Thursday, January 27, 2011

If my mother had a restaurant...

it would look a little something like this








Enjoy more here.

This is interesting and reminds me of my mom a bit with the thrown together construction using salvaged materials in combination with mismatched furnishings and old linens. This is the Pale Blue Door and apparently it seems to be a restaurant. These particular photos are from Berlin I believe but there seems to be one in London and Buenos Aires. I am a bit confused as to if this is a constant set up or like a traveling show sort of thing but regardless it is definitely interesting and proof that anything is possible.

Wednesday, January 26, 2011

The skirt

mine theirs
Nearly 2 years ago now I made a couple of sample skirts from a pattern I designed inspired by the apron. I have not yet made anymore but I am eager to get to it (among many other things). I found a very similar skirt here pictured above among several other styles at their site.
For my creations I want to use thin, soft calico cottons. I also have some hemp cotton I have recently considered. Maybe use the hemp blend for the skirt and a small floral, think prairie, for the waistband and a pocket OR just the opposite...

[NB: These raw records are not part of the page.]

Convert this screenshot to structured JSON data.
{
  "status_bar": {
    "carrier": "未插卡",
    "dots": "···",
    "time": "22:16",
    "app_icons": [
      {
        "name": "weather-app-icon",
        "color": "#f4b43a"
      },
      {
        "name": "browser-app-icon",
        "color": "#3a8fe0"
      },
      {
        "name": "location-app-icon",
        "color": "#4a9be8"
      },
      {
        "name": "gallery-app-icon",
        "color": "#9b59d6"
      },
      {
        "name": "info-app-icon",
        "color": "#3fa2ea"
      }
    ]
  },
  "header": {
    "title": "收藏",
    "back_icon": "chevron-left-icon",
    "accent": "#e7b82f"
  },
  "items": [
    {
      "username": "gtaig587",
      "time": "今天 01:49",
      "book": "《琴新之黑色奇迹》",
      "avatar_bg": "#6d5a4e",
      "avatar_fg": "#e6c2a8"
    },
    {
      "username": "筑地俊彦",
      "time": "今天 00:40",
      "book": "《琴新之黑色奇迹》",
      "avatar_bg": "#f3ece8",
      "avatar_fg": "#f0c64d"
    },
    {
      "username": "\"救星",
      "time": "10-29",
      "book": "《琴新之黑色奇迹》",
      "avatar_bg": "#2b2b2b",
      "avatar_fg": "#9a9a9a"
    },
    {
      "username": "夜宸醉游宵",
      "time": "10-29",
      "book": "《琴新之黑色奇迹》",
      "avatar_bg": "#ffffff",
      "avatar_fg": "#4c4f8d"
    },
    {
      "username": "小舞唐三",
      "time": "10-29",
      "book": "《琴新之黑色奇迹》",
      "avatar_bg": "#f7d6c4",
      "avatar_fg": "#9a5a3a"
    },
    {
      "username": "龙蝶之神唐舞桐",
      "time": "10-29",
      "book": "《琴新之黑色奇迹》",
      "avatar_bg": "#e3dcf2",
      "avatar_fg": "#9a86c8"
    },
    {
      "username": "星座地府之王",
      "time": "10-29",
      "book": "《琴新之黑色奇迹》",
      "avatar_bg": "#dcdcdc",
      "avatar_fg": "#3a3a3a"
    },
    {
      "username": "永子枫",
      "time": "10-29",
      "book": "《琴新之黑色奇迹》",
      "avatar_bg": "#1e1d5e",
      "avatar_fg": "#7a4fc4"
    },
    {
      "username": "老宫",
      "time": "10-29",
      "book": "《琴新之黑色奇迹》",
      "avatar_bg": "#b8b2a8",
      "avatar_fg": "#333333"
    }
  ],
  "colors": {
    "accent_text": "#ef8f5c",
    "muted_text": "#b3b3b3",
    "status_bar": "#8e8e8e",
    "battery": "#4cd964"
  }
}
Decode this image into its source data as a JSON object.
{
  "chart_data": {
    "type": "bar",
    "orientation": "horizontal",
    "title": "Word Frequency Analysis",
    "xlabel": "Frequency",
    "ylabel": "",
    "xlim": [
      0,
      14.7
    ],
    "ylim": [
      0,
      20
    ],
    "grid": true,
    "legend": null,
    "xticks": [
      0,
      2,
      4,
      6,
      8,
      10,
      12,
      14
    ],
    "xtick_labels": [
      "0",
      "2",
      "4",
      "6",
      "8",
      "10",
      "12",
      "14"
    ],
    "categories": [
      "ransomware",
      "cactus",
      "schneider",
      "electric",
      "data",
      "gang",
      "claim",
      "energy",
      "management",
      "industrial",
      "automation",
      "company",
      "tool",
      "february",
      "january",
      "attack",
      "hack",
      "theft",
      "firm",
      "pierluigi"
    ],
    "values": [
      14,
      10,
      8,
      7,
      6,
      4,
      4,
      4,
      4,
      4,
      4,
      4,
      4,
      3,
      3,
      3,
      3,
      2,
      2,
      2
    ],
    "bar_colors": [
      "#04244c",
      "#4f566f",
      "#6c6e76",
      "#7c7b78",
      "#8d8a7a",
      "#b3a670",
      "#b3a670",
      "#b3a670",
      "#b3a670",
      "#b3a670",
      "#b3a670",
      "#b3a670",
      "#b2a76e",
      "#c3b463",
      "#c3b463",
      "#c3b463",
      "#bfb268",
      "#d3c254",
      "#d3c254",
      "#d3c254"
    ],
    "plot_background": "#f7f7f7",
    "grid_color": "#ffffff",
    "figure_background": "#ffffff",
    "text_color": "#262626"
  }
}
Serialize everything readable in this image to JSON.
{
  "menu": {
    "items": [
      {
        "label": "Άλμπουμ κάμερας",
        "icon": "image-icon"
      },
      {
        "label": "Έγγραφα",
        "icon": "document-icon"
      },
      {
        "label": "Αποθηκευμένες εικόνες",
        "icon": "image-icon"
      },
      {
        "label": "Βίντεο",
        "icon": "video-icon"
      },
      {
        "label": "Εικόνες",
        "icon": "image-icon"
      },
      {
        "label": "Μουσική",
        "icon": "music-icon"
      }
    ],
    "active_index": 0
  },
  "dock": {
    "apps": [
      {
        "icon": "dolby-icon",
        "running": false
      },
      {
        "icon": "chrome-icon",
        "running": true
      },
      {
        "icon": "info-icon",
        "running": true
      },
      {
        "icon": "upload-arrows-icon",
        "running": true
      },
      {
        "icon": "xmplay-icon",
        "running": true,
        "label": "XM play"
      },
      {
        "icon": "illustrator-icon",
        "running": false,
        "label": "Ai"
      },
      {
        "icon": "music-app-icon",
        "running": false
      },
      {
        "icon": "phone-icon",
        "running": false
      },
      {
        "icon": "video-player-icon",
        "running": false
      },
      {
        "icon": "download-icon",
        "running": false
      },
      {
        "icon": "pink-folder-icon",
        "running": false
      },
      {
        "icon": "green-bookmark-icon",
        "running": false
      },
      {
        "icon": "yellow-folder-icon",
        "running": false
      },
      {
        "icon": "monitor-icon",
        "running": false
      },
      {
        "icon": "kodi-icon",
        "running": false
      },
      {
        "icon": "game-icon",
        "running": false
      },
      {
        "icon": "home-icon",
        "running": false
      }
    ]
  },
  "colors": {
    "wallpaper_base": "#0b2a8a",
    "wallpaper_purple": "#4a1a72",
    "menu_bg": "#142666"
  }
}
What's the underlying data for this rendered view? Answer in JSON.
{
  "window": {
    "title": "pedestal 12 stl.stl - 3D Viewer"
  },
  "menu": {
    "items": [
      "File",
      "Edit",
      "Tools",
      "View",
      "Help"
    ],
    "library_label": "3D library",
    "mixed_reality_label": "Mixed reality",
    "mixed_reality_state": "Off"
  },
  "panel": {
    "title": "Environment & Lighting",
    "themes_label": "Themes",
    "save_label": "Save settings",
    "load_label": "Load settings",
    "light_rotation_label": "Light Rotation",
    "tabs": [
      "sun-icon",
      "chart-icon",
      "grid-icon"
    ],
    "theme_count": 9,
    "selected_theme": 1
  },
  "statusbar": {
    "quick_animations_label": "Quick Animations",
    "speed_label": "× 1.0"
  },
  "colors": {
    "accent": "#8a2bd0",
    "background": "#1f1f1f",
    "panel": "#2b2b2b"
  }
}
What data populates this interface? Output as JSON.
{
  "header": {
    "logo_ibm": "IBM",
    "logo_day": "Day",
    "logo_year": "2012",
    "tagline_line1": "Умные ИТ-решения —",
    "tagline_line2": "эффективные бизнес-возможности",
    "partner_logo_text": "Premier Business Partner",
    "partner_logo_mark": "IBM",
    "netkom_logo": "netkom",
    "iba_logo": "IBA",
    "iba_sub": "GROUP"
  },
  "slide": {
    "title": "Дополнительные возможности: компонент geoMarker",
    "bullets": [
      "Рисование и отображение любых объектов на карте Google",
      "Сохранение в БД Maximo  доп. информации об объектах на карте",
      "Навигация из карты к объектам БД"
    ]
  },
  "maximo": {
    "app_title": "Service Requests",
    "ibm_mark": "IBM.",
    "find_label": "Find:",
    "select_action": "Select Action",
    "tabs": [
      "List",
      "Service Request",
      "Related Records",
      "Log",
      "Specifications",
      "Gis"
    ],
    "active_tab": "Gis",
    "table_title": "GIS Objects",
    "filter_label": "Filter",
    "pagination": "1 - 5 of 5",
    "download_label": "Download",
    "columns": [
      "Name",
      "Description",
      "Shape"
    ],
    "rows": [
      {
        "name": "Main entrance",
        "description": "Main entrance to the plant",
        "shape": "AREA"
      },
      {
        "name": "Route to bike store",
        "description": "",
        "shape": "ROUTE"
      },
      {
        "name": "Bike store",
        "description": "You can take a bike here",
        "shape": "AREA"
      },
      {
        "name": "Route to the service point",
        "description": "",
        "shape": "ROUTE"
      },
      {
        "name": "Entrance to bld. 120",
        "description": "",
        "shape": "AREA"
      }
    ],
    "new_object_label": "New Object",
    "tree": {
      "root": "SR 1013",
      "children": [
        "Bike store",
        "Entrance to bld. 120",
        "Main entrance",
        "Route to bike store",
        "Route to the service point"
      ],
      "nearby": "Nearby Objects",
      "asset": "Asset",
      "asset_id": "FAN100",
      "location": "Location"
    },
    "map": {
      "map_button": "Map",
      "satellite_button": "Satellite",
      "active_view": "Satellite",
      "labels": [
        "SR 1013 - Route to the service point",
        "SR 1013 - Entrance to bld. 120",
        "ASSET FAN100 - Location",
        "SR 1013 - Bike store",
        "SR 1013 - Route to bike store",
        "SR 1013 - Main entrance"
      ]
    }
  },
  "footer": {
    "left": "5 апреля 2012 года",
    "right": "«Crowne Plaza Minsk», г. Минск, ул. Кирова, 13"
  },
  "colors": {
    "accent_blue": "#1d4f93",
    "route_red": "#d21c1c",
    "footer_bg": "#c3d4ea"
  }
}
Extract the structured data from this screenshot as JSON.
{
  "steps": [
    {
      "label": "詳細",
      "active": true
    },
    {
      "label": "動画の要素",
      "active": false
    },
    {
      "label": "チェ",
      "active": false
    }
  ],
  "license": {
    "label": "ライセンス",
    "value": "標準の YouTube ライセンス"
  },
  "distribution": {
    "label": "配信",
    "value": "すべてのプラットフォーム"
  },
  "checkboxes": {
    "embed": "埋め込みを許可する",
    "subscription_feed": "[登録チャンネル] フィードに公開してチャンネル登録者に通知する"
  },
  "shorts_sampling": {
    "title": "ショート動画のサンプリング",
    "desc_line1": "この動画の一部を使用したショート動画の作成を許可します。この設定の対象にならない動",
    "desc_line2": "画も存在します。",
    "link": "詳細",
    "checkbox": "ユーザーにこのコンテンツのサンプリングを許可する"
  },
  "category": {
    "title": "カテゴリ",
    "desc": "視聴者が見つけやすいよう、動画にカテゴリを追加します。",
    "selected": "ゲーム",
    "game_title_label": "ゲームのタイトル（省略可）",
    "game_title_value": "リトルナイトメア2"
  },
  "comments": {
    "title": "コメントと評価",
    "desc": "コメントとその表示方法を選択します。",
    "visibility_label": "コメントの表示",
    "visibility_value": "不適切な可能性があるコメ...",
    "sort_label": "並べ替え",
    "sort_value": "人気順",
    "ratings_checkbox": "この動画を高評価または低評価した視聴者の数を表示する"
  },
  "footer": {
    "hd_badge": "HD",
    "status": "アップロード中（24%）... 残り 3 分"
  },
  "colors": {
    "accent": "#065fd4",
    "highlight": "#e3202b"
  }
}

Thursday, January 20, 2011

The balancing act




There are many different things I would like to be doing, to be creating but I find myself consumed by my family. I have all these ideas but can not find the time to submerge myself in them. I am amazed by the productivity and accomplishments of some mothers. I feel as though I should be able to get some of these things done but day after day passes. I notice that if I simply surrender myself to parenting in many ways I am much happier but find that I am left craving to create and accomplish something other than cleaning, cooking, cleaning, cleaning, cleaning. Though when I apply my attention to a project I find myself irritated and frustrated by not being able to concentrate on what I am doing because my attention is being demanded else where. Its a small roller coaster of emotions. I am seriously in aw of woman who seem to do it all and with such grace. It gives me this feeling of "why does it seem so hard for me", not that my life is hard because don't get me wrong my life is blessed and I am extremely fortunate this I know. But, why does it seem so difficult for me to find that balance? The balance between family and self. I mean is there such a thing? There seems to be when I see the success of other women, wives, mothers. At least from an outsiders perspective that is.
I remind myself again and again of my dear fortune. I take deep breaths and cherish that not once but three times a day I get to cradle and rock a wining, fussing and fighting boy as he approaches sleep. Sleep that never seems to last long enough, usually under an hour with the slightest noises stirring him. Sincerely, I do feel fortunate and maybe that is why I feel guilt for wanting more and not always feeling fulfilled by my honor of being a mother or the guilt for feeling impatient and frustrated. I honestly would not change a thing. Though finding success in the balancing act would be nice, as well as longer nap times without the fight of course.

Monday, January 17, 2011

Etsy favorites no.1


littleocean
I am in love with her skill and her vision in reference to textiles. A true inspiration. Find more of her work here



rawhemline
Two words raw and organic



woolybaby
I just bought my boy a pair of woolybaby slippers and now I want these too. Also she inspires me to create using old sweaters allowing me to work with fiber without knowing how to knit. Though I do wish I could knit.


labonnefemme
a perfect idea for little scraps of interest that I have collected that aren't big enough for much else and vintage lace (of course)

Sunday, January 16, 2011

hmm...

Sunday - random thought of the day

“All our young lives we search for someone to love. Someone who makes us complete. We choose partners and change partners. We dance to a song of heartbreak and hope... all the while wondering if somewhere, somehow, there's someone perfect... who might be searching for us.”
The Wonder Years
quotevia


Saturday, January 15, 2011

Making a house our home...no.1






Every house where love abides
And friendship is a guest,
Is surely home, and home sweet home
For there the heart can rest.
-- Henry Van Dyke
via

Thursday, January 13, 2011

Feeling inspired

by the reuse of vintage lace with a story to tell, the raw beauty of natures geode, and by accenting and creating with vintage chain.




via
I love the REuse of vintage lace



via



via
I love the primitive, raw, organic beauty of geodes



via

I love the use of natural elements with vintage chain

What has you feeling inspired?

Wednesday, January 12, 2011

options are endless

options are endless

My first attempt at syling with polyvore. Inspired by the steve madden maxximus bootie.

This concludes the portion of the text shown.